Dispõem os artigos 374º, n.º 2 e 379º, n.º 1, al. a) do Código de
Processo Penal que a sentença deve conter, para além da enumeração
dos factos provados e não provados, a indicação das provas que
serviram para formar a convicção do Tribunal, e uma exposição,
tando quanto possível completa, ainda que concisa, dos motivos de
facto que fundamentam a decisão, com indicação e exame crítico das
provas que serviram para formar a convicção.
Logo, para apurar a factualidade assente, não basta enumerar os
meios de prova, antes se impondo que se expresse o modo como se
alcançou essa convicção, descrevendo o processo racional seguido e
objetivando a análise e ponderação criticamente comparativa das
diversas provas produzidas, para que se conheça a motivação que
fundamentou a opção por certo meio de prova em detrimento de
outro, ou sobre qual o peso que determinados tiveram no processo
decisório, ou proceder à explanação do percurso lógico do Tribunal
até chegar à decisão fática, para permitir aos destinatários da decisão
e aos cidadãos em geral, um controle externo e democrático sobre o
exercício da justiça (cfr.

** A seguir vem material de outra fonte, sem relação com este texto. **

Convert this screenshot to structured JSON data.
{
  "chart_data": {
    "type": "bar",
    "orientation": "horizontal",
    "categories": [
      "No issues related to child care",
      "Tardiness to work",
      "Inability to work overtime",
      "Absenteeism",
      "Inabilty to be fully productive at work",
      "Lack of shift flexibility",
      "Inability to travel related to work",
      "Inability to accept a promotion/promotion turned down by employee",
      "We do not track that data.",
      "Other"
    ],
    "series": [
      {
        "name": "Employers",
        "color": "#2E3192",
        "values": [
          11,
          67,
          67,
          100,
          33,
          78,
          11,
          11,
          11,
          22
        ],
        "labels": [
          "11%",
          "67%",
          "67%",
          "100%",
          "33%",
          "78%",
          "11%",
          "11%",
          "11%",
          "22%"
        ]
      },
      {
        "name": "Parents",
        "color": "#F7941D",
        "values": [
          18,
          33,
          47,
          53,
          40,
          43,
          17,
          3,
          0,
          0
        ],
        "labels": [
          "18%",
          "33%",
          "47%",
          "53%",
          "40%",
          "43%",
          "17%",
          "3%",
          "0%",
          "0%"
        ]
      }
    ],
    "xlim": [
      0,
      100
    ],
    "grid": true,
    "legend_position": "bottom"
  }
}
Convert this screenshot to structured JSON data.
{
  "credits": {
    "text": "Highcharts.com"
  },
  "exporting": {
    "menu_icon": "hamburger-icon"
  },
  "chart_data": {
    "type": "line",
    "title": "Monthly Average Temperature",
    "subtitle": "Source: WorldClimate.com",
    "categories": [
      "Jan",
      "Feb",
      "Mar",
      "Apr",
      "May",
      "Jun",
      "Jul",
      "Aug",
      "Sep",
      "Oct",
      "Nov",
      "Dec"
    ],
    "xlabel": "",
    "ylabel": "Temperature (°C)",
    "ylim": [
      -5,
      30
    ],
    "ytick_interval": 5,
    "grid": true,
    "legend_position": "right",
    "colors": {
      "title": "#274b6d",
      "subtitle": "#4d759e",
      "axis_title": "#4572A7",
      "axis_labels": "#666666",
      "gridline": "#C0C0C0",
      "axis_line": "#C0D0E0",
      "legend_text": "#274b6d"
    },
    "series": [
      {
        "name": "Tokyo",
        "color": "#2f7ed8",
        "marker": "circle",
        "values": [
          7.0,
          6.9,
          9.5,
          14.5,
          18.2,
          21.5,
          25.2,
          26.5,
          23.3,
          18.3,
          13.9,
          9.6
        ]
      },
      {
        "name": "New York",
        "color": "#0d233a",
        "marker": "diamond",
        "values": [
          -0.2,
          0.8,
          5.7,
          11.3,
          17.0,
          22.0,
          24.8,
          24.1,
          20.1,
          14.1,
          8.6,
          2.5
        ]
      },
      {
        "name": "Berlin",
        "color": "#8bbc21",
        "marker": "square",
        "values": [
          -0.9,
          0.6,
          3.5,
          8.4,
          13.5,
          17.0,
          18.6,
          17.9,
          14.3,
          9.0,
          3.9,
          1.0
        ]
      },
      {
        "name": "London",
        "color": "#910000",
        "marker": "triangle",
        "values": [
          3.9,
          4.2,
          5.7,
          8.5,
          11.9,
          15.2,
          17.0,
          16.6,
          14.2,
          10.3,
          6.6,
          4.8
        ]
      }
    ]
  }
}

Acórdão da Relação de Lisboa de 8 de
novembro de 2006, proferido no âmbito do processo n.º
5/14.4GMLSB deste Juízo Central Criminal de Lisboa).

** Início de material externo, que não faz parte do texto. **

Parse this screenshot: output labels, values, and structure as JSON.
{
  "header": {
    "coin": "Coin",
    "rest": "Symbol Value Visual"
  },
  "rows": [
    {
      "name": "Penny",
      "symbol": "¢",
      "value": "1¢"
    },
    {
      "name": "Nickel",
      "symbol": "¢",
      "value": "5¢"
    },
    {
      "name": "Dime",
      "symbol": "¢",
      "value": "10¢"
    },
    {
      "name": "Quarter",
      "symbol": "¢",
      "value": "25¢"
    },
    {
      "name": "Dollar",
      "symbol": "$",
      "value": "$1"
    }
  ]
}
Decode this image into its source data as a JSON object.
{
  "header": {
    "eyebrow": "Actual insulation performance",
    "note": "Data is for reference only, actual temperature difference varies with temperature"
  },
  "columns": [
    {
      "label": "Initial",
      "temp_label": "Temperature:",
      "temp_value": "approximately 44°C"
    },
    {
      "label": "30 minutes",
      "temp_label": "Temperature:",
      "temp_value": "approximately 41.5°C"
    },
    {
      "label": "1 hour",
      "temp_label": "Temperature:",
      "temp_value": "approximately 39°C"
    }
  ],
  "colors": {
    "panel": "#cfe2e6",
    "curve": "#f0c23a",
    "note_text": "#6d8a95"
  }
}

Concretizando, foram desde logo essenciais os depoimentos das
testemunhas inquiridas, que de forma isenta, credível e coerente,
elucidaram o Tribunal sobre a sua perspectiva dos factos:
- RA… e RJ…, ambos agentes da PSP, confirmando o auto de
notícias e a demais documentação recolhida, esclareceram que no
âmbito de uma ronda habitual ao parque de estacionamento,
observaram o arguido junto à autocaravana utilizando a acendalha.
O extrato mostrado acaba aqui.